Renfe a lancé un appel d'offres pour 30 trains à grande vitesse capables d'atteindre 350 km/h, avec un coût initial de 1,650 milliard d'euros et une valeur totale estimée à 4,145 milliards. L'opérateur public vise à remplacer ses unités les plus anciennes et a temporairement suspendu la liaison directe Madrid-Paris en raison d'obstacles administratifs en France.
Renfe a officialisé le processus d'appel d'offres pour l'achat de 30 nouveaux trains à grande vitesse, conformément aux spécifications publiées sur la plateforme des marchés publics de l'État. Le contrat initial s'élève à 1,650 milliard d'euros, avec une option pour 10 unités supplémentaires portant le montant à 2,150 milliards, bien que la valeur totale estimée, maintenance incluse, atteigne 4,145 milliards d'euros.

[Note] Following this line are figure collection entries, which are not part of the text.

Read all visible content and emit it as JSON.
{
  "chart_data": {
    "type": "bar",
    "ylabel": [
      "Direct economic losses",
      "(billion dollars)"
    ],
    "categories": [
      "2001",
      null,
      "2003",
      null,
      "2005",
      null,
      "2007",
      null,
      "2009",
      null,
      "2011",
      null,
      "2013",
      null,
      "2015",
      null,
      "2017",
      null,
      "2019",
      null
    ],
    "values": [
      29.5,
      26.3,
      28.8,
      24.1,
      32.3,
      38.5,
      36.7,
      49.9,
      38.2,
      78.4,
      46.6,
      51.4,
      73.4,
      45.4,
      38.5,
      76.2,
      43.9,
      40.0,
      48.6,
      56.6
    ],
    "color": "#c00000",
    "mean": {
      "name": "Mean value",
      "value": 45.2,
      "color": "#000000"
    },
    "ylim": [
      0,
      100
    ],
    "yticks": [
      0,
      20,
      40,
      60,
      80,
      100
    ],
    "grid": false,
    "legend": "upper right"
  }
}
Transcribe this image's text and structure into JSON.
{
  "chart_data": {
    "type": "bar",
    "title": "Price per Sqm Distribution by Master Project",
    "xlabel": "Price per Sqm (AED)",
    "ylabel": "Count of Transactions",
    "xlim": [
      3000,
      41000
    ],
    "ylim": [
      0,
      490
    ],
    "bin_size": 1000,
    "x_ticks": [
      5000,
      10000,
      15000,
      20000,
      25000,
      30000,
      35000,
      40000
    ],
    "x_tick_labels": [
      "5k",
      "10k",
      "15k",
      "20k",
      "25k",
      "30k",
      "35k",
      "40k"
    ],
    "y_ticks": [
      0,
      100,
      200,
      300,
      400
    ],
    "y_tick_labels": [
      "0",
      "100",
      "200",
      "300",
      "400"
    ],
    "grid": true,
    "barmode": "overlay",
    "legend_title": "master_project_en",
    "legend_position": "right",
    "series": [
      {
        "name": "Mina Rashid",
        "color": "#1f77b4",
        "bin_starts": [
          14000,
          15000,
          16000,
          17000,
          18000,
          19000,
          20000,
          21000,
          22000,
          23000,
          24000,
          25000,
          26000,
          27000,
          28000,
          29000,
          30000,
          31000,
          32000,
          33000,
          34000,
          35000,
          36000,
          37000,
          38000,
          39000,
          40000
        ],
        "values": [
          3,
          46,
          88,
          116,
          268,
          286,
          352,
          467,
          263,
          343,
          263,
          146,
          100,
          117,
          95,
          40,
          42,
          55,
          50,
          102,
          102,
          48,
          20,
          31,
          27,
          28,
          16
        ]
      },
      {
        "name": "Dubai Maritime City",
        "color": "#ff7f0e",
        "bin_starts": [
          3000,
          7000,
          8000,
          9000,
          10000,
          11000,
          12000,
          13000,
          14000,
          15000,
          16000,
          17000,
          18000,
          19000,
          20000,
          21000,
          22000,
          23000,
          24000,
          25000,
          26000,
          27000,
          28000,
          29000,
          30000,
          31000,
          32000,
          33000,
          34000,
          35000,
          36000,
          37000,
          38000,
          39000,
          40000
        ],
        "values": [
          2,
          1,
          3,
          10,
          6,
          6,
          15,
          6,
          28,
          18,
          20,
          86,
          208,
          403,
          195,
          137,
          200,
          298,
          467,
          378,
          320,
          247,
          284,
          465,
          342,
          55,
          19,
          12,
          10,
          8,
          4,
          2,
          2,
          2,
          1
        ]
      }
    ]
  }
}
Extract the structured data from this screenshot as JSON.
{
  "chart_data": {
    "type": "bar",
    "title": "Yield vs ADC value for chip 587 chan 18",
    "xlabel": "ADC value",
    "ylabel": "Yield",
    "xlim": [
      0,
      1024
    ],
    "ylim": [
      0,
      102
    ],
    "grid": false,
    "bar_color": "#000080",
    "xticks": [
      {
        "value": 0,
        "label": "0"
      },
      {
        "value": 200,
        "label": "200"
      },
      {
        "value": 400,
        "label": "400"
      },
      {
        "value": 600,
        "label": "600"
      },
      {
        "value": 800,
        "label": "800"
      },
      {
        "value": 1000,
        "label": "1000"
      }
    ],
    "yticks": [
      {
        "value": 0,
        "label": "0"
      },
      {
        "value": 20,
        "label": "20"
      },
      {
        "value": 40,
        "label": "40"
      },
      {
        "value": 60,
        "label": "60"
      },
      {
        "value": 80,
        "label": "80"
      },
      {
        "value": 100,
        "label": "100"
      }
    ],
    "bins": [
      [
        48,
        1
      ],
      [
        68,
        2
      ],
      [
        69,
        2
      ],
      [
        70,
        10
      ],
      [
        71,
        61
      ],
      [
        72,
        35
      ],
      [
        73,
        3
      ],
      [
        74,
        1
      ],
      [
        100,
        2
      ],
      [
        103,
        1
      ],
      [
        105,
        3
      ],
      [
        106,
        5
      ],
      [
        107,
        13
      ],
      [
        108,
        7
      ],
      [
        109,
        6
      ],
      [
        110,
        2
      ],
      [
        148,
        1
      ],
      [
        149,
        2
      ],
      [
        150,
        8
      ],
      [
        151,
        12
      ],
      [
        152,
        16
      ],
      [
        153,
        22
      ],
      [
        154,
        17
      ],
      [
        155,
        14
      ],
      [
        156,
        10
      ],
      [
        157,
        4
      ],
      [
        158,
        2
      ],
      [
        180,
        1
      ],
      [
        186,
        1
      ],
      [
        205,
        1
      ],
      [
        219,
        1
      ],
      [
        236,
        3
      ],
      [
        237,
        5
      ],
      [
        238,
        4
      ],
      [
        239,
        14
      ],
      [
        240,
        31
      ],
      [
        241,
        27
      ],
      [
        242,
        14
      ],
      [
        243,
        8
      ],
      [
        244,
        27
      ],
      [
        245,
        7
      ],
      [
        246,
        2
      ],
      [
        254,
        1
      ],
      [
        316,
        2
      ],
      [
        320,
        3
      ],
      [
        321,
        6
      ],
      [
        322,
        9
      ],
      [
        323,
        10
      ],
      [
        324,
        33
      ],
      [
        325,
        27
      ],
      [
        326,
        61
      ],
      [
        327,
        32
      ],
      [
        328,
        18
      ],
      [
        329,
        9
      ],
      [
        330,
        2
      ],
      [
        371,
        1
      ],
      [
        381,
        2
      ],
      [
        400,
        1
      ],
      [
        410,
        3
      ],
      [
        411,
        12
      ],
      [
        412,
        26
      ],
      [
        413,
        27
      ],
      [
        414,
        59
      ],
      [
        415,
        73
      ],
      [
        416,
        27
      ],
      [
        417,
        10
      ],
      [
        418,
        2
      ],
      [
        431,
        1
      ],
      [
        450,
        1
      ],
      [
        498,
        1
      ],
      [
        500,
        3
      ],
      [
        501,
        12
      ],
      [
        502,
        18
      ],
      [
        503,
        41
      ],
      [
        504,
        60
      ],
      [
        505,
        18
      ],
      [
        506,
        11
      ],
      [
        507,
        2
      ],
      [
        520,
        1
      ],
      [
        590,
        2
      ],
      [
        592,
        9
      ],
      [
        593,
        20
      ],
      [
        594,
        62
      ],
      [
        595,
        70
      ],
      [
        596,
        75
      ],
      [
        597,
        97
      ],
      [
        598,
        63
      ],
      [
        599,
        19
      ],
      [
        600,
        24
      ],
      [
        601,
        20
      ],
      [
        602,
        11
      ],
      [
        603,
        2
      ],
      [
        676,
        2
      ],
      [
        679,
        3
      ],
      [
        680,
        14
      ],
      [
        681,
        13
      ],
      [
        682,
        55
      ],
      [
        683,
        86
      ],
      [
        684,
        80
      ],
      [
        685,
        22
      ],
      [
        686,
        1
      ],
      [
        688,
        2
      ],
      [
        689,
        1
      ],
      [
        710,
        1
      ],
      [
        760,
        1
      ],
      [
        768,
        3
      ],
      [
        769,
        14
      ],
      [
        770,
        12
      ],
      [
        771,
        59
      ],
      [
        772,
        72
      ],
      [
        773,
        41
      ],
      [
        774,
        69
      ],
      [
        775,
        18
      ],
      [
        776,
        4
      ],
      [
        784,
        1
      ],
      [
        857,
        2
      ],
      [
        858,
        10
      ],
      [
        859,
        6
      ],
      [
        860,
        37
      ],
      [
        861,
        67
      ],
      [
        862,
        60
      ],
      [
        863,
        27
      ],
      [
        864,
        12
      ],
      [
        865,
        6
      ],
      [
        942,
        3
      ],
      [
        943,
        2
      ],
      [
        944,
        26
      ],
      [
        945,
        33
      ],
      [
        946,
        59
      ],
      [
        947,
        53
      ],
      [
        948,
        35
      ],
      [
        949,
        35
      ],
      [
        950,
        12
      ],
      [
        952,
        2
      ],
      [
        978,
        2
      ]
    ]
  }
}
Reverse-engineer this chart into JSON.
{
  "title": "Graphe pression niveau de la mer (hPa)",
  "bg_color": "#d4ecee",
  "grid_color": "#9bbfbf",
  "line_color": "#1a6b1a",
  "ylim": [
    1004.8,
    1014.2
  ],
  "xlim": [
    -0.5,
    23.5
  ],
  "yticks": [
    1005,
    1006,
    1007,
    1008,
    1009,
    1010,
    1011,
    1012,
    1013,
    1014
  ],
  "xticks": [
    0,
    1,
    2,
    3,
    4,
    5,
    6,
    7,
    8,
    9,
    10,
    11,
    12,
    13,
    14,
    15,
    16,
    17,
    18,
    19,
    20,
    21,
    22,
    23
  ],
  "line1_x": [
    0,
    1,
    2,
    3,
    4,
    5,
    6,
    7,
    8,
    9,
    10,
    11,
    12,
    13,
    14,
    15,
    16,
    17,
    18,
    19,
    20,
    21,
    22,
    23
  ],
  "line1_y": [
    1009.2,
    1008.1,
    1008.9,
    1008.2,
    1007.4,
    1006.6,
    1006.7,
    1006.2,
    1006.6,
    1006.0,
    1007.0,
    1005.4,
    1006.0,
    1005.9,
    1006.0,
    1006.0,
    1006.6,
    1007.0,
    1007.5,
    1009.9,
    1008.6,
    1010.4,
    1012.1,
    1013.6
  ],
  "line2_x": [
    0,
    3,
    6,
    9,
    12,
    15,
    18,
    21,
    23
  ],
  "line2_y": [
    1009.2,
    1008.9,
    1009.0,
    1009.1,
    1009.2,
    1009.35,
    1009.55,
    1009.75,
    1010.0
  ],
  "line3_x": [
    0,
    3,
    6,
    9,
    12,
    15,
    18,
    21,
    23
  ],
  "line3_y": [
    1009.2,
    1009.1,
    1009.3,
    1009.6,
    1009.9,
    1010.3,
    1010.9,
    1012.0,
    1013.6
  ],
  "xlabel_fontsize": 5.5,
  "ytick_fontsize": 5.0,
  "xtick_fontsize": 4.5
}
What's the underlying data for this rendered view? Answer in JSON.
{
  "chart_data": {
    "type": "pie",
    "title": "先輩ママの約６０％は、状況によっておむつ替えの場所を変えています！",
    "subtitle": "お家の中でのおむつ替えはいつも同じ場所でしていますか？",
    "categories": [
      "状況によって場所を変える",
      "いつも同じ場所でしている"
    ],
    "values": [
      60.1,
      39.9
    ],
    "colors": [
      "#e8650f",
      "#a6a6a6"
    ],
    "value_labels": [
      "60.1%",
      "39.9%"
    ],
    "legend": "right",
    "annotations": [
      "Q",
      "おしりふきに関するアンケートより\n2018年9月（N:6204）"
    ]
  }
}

Les entreprises ont jusqu'au 21 avril pour soumettre leurs offres, avec un délai d'exécution de 78 mois. Des fabricants tels qu'Alstom, Siemens et Hitachi sont en lice pour cette commande, qui remplacera les 22 unités de la série 100 en service depuis 1992. Les livraisons débuteront avec cinq trains dans les 40 premiers mois, suivis d'un train tous les mois et demi.
Les nouveaux trains devront offrir au moins 450 places en deux classes, être entièrement accessibles aux personnes à mobilité réduite et inclure des espaces cafétéria. Renfe vise à moderniser sa flotte face à la demande croissante sur les corridors à grande vitesse et moyenne distance, suite à des incidents récents comme l'accident du 18 janvier à Adamuz qui a fait 46 morts.
En parallèle, l'entreprise a temporairement suspendu son projet de relier Madrid et Paris par train à grande vitesse, en raison de difficultés d'homologation en France et de l'absence de calendrier garanti. La liaison Barcelone-Toulouse prévue pour 2025 a également été interrompue, et les réservations de créneaux sur Paris-Lyon ont été retirées, bien que les services existants vers Marseille et Lyon se poursuivent, transportant 650 000 passagers par an.